Alors que Larrie met une dernière main aux guitares de « White wine fever », le mur du fond du studio change de couleur et brusquement la pièce est envahie par un flot odorant qui ruine immédiatement les circuits électriques, le matériel d’enregistrement et les espoirs du groupe. Ils avaient 11 chansons dans la boîte, un album complet ! Leur premier opus vient de disparaître à jamais avec le studio Stonedlands et 20 000 litres de vin (qui n’était sûrement pas un velours pour l’estomac).

 

Moral et finances sont au plus bas. Alan, que ses origines sud-africaines travaillent toujours un peu, va même jusqu’à consulter le professeur Mustapha Ekédi, spécialiste du retour rapide de la fortune et de l’être aimé. « Tu vois, chef, ça y est, c’est fini, le destin en a terminé de ton malheur, ais la patience du lion et tout va s’arranger ». En attendant, Bob vend ce qui reste de son studio et pour réduire les frais, tout le monde emménage sur le domaine de Chris et Alan. Ça vivote, élevage d’escargots, mariages et fêtes privées.

 

Le 17 Mars 2006 à 9 heures 30, un coup de sonnette réveille la maisonnée.

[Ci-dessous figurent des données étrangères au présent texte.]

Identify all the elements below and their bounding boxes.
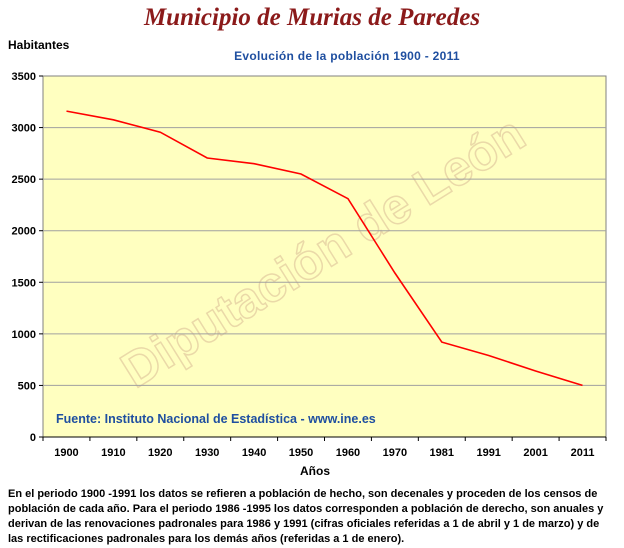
x-tick-label: 1950 xyxy=(289,447,313,459)
x-tick-label: 2011 xyxy=(571,447,595,459)
x-tick-label: 2001 xyxy=(523,447,547,459)
x-tick-label: 1940 xyxy=(242,447,266,459)
y-tick-label: 1500 xyxy=(12,277,36,289)
page-title: Municipio de Murias de Paredes xyxy=(143,4,481,31)
x-axis-title: Años xyxy=(300,464,330,478)
y-tick-label: 500 xyxy=(18,380,36,392)
series-line xyxy=(66,110,583,387)
y-tick-label: 2500 xyxy=(12,174,36,186)
chart-subtitle: Evolución de la población 1900 - 2011 xyxy=(234,49,460,63)
footnote: En el periodo 1900 -1991 los datos se re… xyxy=(8,488,604,545)
y-tick-label: 3500 xyxy=(12,71,36,83)
y-tick-label: 2000 xyxy=(12,226,36,238)
y-tick-label: 1000 xyxy=(12,329,36,341)
plot-area xyxy=(42,75,607,438)
source-text: Fuente: Instituto Nacional de Estadístic… xyxy=(56,412,376,426)
x-tick-label: 1991 xyxy=(476,447,500,459)
x-tick-label: 1920 xyxy=(148,447,172,459)
x-tick-label: 1900 xyxy=(54,447,78,459)
x-tick-label: 1930 xyxy=(195,447,219,459)
x-tick-label: 1981 xyxy=(430,447,454,459)
x-tick-label: 1970 xyxy=(383,447,407,459)
y-tick-label: 3000 xyxy=(12,123,36,135)
x-tick-label: 1910 xyxy=(101,447,125,459)
population-line-chart: Diputación de León 050010001500200025003… xyxy=(12,71,607,478)
y-axis-label: Habitantes xyxy=(8,38,70,52)
x-tick-label: 1960 xyxy=(336,447,360,459)
y-tick-label: 0 xyxy=(30,432,36,444)
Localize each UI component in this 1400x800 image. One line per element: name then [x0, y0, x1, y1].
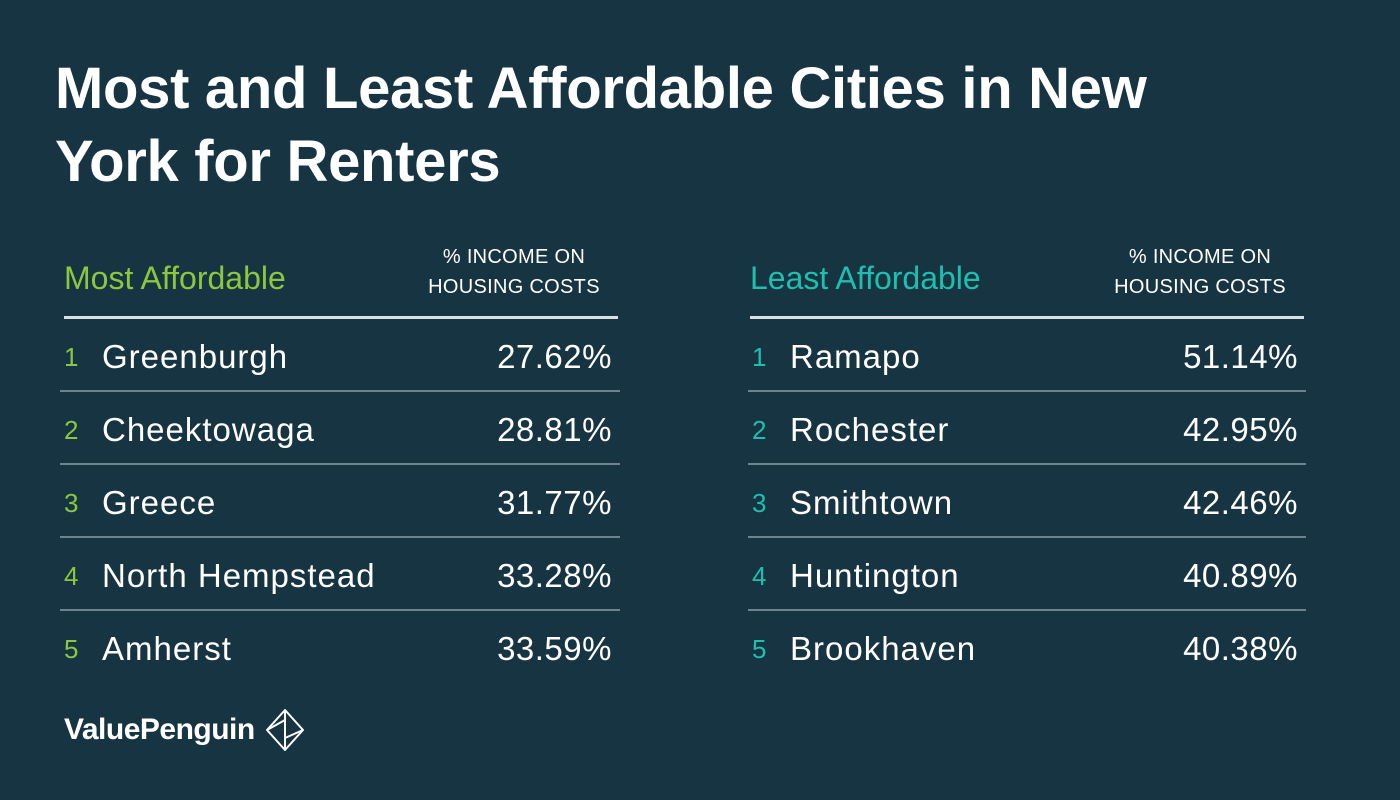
valuepenguin-logo-icon [265, 709, 304, 751]
table-row: 1 Ramapo 51.14% [748, 319, 1306, 392]
income-percent: 27.62% [497, 338, 612, 375]
income-percent: 33.59% [497, 630, 612, 667]
table-row: 3 Smithtown 42.46% [748, 465, 1306, 538]
income-percent: 33.28% [497, 557, 612, 594]
city-name: Cheektowaga [102, 411, 315, 448]
city-name: Huntington [790, 557, 960, 594]
income-percent: 42.46% [1183, 484, 1298, 521]
table-row: 2 Rochester 42.95% [748, 392, 1306, 465]
logo-text: ValuePenguin [64, 713, 255, 746]
table-row: 5 Brookhaven 40.38% [748, 611, 1306, 682]
least-affordable-panel: Least Affordable % INCOME ON HOUSING COS… [748, 240, 1306, 682]
least-affordable-heading: Least Affordable [750, 260, 981, 296]
rank-number: 3 [752, 488, 767, 518]
city-name: Greenburgh [102, 338, 289, 375]
rank-number: 4 [752, 561, 767, 591]
city-name: Smithtown [790, 484, 954, 521]
panel-header: Least Affordable % INCOME ON HOUSING COS… [748, 240, 1306, 316]
rank-number: 1 [64, 342, 79, 372]
panel-header: Most Affordable % INCOME ON HOUSING COST… [62, 240, 620, 316]
table-row: 3 Greece 31.77% [60, 465, 620, 538]
city-name: North Hempstead [102, 557, 376, 594]
rank-number: 5 [64, 634, 79, 664]
table-row: 4 Huntington 40.89% [748, 538, 1306, 611]
column-header-line-1: % INCOME ON [442, 246, 586, 268]
least-affordable-list: 1 Ramapo 51.14% 2 Rochester 42.95% 3 Smi… [748, 319, 1306, 682]
valuepenguin-logo: ValuePenguin [64, 708, 307, 752]
column-header-line-1: % INCOME ON [1128, 246, 1272, 268]
table-row: 1 Greenburgh 27.62% [60, 319, 620, 392]
city-name: Brookhaven [790, 630, 977, 667]
column-header: % INCOME ON HOUSING COSTS [1100, 242, 1300, 302]
income-percent: 28.81% [497, 411, 612, 448]
table-row: 4 North Hempstead 33.28% [60, 538, 620, 611]
income-percent: 51.14% [1183, 338, 1298, 375]
header-rule [750, 316, 1304, 319]
income-percent: 40.38% [1183, 630, 1298, 667]
most-affordable-list: 1 Greenburgh 27.62% 2 Cheektowaga 28.81%… [60, 319, 620, 682]
rank-number: 5 [752, 634, 767, 664]
rank-number: 3 [64, 488, 79, 518]
header-rule [64, 316, 618, 319]
column-header: % INCOME ON HOUSING COSTS [414, 242, 614, 302]
table-row: 5 Amherst 33.59% [60, 611, 620, 682]
city-name: Amherst [102, 630, 232, 667]
table-row: 2 Cheektowaga 28.81% [60, 392, 620, 465]
city-name: Ramapo [790, 338, 921, 375]
income-percent: 42.95% [1183, 411, 1298, 448]
page-title: Most and Least Affordable Cities in New … [55, 56, 1147, 194]
column-header-line-2: HOUSING COSTS [428, 276, 600, 298]
rank-number: 4 [64, 561, 79, 591]
city-name: Greece [102, 484, 217, 521]
city-name: Rochester [790, 411, 950, 448]
income-percent: 31.77% [497, 484, 612, 521]
rank-number: 1 [752, 342, 767, 372]
most-affordable-heading: Most Affordable [64, 260, 286, 296]
column-header-line-2: HOUSING COSTS [1114, 276, 1286, 298]
income-percent: 40.89% [1183, 557, 1298, 594]
most-affordable-panel: Most Affordable % INCOME ON HOUSING COST… [60, 240, 620, 682]
rank-number: 2 [752, 415, 767, 445]
rank-number: 2 [64, 415, 79, 445]
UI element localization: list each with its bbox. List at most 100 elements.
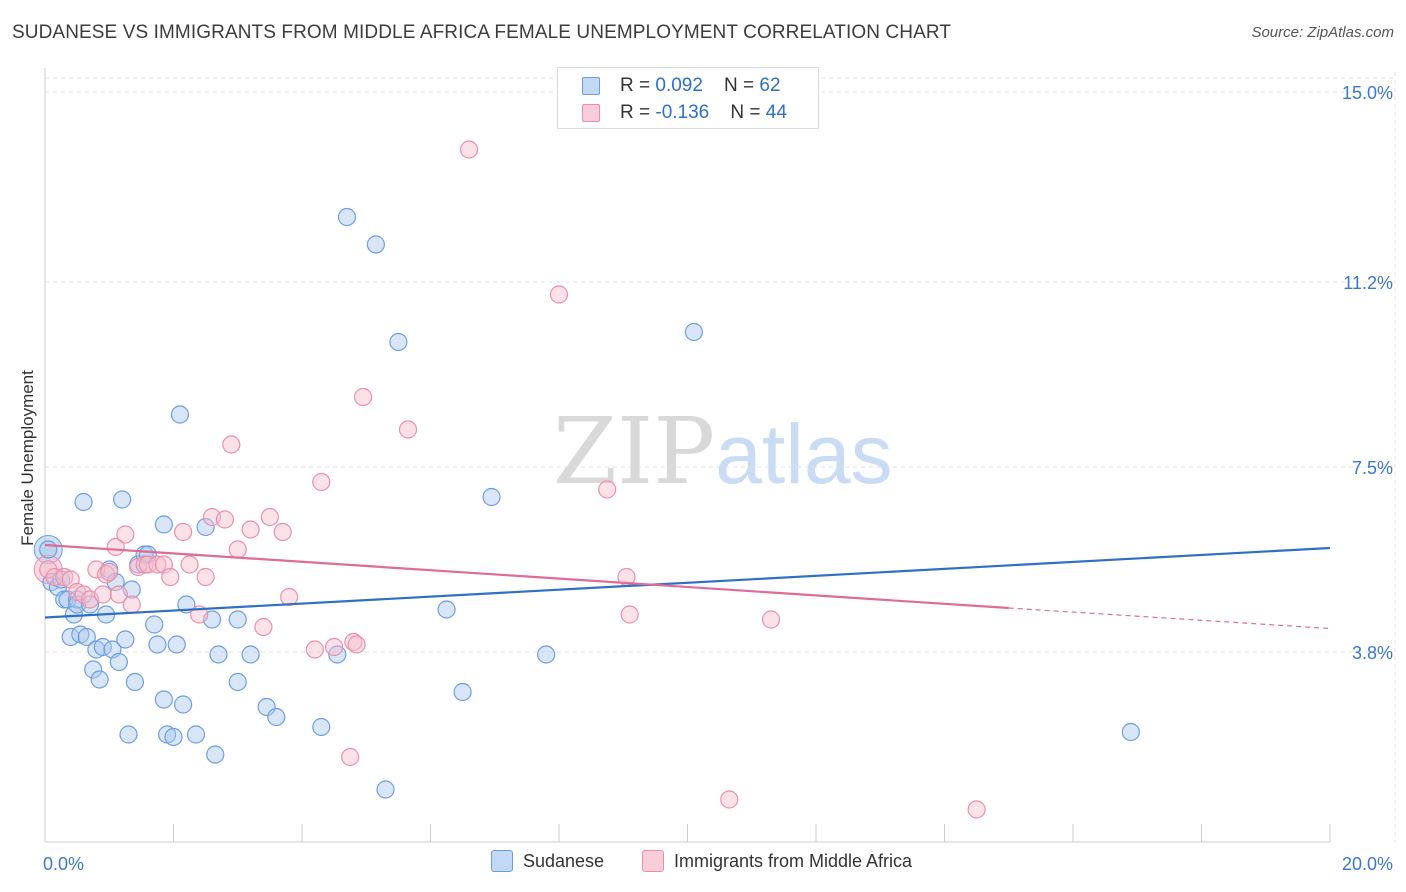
sudanese-point: [482, 487, 501, 507]
middle-africa-point: [106, 537, 125, 557]
middle-africa-point: [254, 617, 273, 637]
middle-africa-trend-line: [44, 543, 1009, 610]
middle-africa-point: [967, 800, 986, 819]
sudanese-point: [312, 717, 331, 737]
middle-africa-point: [148, 555, 167, 574]
sudanese-point: [148, 635, 167, 654]
legend-row-middle-africa: R = -0.136 N = 44: [582, 101, 787, 125]
legend-swatch-sudanese: [582, 77, 600, 95]
middle-africa-point: [96, 565, 116, 584]
sudanese-point: [186, 725, 206, 744]
axis-layer: [44, 68, 1331, 843]
middle-africa-point: [280, 587, 299, 607]
sudanese-point: [437, 600, 456, 619]
sudanese-point: [109, 652, 128, 672]
middle-africa-point: [116, 525, 135, 544]
sudanese-trend-line: [44, 546, 1331, 619]
middle-africa-point: [109, 585, 128, 604]
middle-africa-point: [325, 637, 344, 657]
legend-swatch-middle-africa: [582, 104, 600, 122]
middle-africa-point: [549, 285, 569, 304]
r-value-sudanese: 0.092: [655, 75, 703, 96]
sudanese-point: [241, 645, 260, 664]
points-layer: [33, 140, 1140, 819]
middle-africa-point: [720, 790, 739, 809]
sudanese-point: [206, 745, 225, 764]
middle-africa-point: [761, 610, 781, 629]
middle-africa-point: [598, 480, 617, 499]
x-tick-label-max: 20.0%: [1342, 854, 1393, 874]
n-value-middle-africa: 44: [765, 102, 787, 123]
y-tick-label: 11.2%: [1343, 273, 1393, 293]
middle-africa-point: [215, 510, 234, 529]
watermark-zip: ZIP: [553, 398, 716, 505]
r-label-sudanese: R =: [620, 75, 656, 96]
middle-africa-point: [398, 420, 418, 439]
middle-africa-point: [459, 140, 479, 159]
middle-africa-point: [312, 472, 331, 492]
x-tick-label-min: 0.0%: [43, 854, 84, 874]
middle-africa-point: [93, 585, 112, 604]
middle-africa-point: [196, 567, 215, 587]
middle-africa-trend-extension: [1008, 607, 1331, 630]
sudanese-point: [112, 490, 132, 509]
label-layer: 3.8% 7.5% 11.2% 15.0% 0.0% 20.0%: [43, 83, 1393, 874]
sudanese-point: [77, 627, 96, 647]
sudanese-point: [167, 635, 186, 654]
middle-africa-point: [161, 567, 180, 587]
middle-africa-point: [39, 560, 58, 579]
legend-item-sudanese: Sudanese: [491, 850, 604, 872]
middle-africa-point: [174, 522, 193, 542]
sudanese-point: [154, 515, 173, 534]
legend-row-sudanese: R = 0.092 N = 62: [582, 74, 781, 98]
sudanese-point: [537, 645, 556, 664]
middle-africa-point: [228, 540, 247, 559]
sudanese-point: [376, 780, 395, 799]
middle-africa-point: [344, 632, 363, 652]
sudanese-point: [196, 517, 215, 537]
sudanese-point: [145, 615, 164, 634]
n-value-sudanese: 62: [759, 75, 781, 96]
sudanese-point: [164, 727, 183, 747]
middle-africa-point: [100, 562, 119, 582]
sudanese-point: [684, 322, 704, 342]
legend-label-sudanese: Sudanese: [523, 850, 605, 871]
sudanese-point: [267, 707, 286, 727]
middle-africa-point: [341, 747, 360, 767]
sudanese-point: [90, 670, 109, 689]
y-tick-label: 15.0%: [1342, 83, 1393, 103]
n-label-sudanese: N =: [724, 75, 760, 96]
legend-swatch-sudanese-bottom: [491, 850, 513, 872]
chart-source: Source: ZipAtlas.com: [1251, 24, 1394, 41]
watermark-atlas: atlas: [715, 407, 893, 501]
middle-africa-point: [273, 522, 292, 542]
r-value-middle-africa: -0.136: [655, 102, 710, 123]
sudanese-point: [257, 697, 276, 717]
sudanese-point: [174, 695, 193, 714]
sudanese-point: [138, 545, 157, 564]
watermark: ZIPatlas: [553, 398, 893, 505]
sudanese-point: [1121, 722, 1140, 742]
sudanese-point: [209, 645, 228, 664]
middle-africa-point: [620, 605, 639, 624]
y-tick-label: 7.5%: [1352, 458, 1393, 478]
middle-africa-point: [222, 435, 241, 454]
grid-layer: [45, 72, 1396, 842]
sudanese-point: [366, 235, 385, 254]
sudanese-point: [116, 630, 135, 649]
middle-africa-point: [305, 640, 324, 659]
legend-swatch-middle-africa-bottom: [642, 850, 664, 872]
middle-africa-point: [353, 387, 373, 407]
series-legend: Sudanese Immigrants from Middle Africa: [0, 850, 1406, 878]
y-tick-label: 3.8%: [1352, 643, 1393, 663]
middle-africa-point: [180, 555, 199, 574]
middle-africa-point: [241, 520, 260, 539]
legend-label-middle-africa: Immigrants from Middle Africa: [674, 850, 913, 871]
r-label-middle-africa: R =: [620, 102, 656, 123]
sudanese-point: [453, 682, 472, 702]
sudanese-point: [337, 207, 357, 227]
sudanese-point: [228, 610, 247, 629]
sudanese-point: [154, 690, 173, 709]
sudanese-point: [389, 332, 408, 352]
sudanese-point: [170, 405, 190, 424]
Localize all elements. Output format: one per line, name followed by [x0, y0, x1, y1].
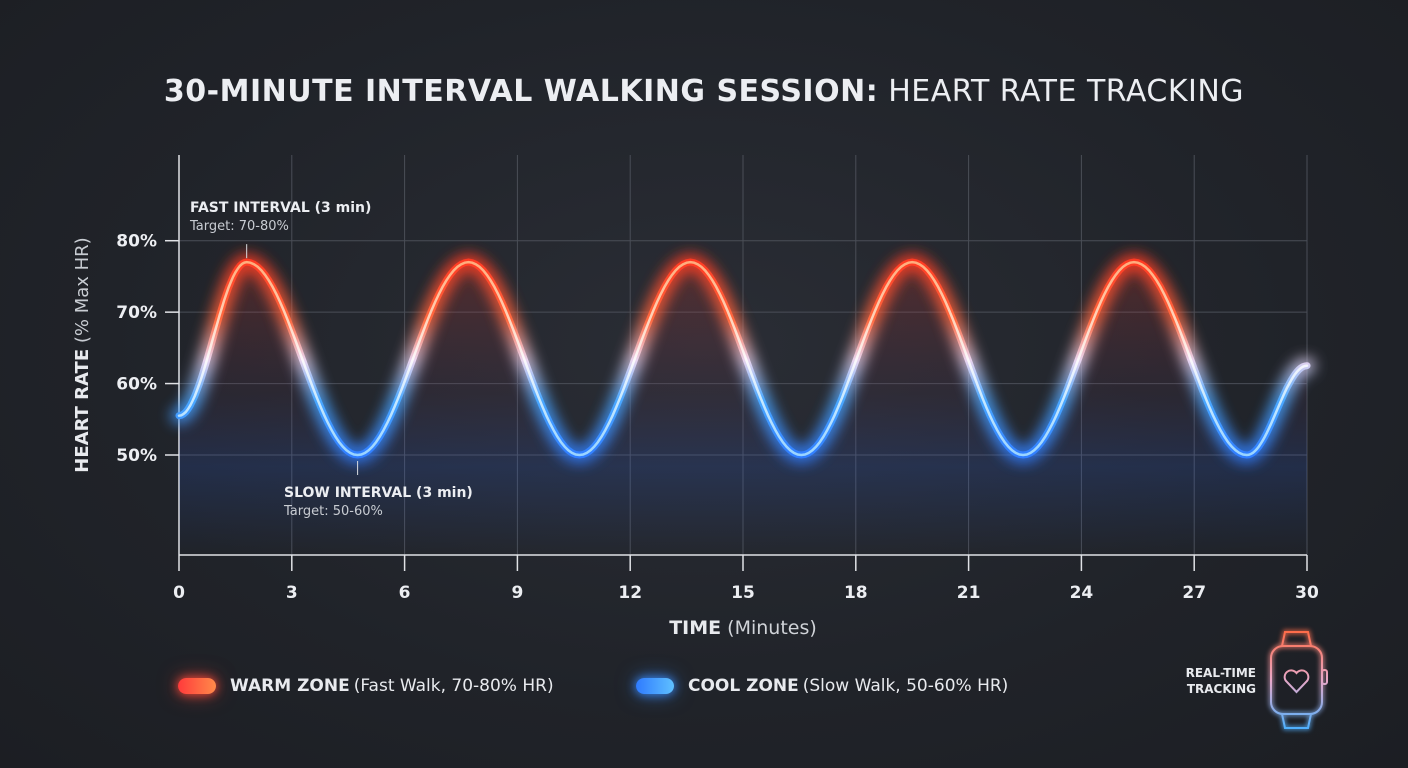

C’est Maître Jaunatre, notaire à Nantes, commissionné par Engulf and Deavour Ltd, qui, après de longues recherches, vient de retrouver les frères Mason afin de leur remettre les dividendes qui leur reviennent au nom de la succession Mason (les mystères du testament de Pop !). Les autres ayant droit ayant tous prématurément disparus (les gens de Végas ont la rancœur tenace) la rente qui leur revient est annuelle et très très confortable. Joie innéfable, biture incommensurable ! The A of M sont sauvés ! Des années de malédiction mises à mal d’un coup de sonnette magique !

 

Bob et les frangins composent et remonte le studio tandis que Alan et Chris embauchent Loulou « j’ai soif » Charbonnier pour prendre en charge le vignoble. Le résultat de cette renaissance n’est pas seulement la délicieuse cuvée Terre de Pierres que vous pouvez déguster aujourd’hui, c’est surtout le premier vrai album de The A of M que vous allez pouvoir écouter et qui vous coulera dans les oreilles aussi plaisamment que le Terre de Pierres dans le gosier.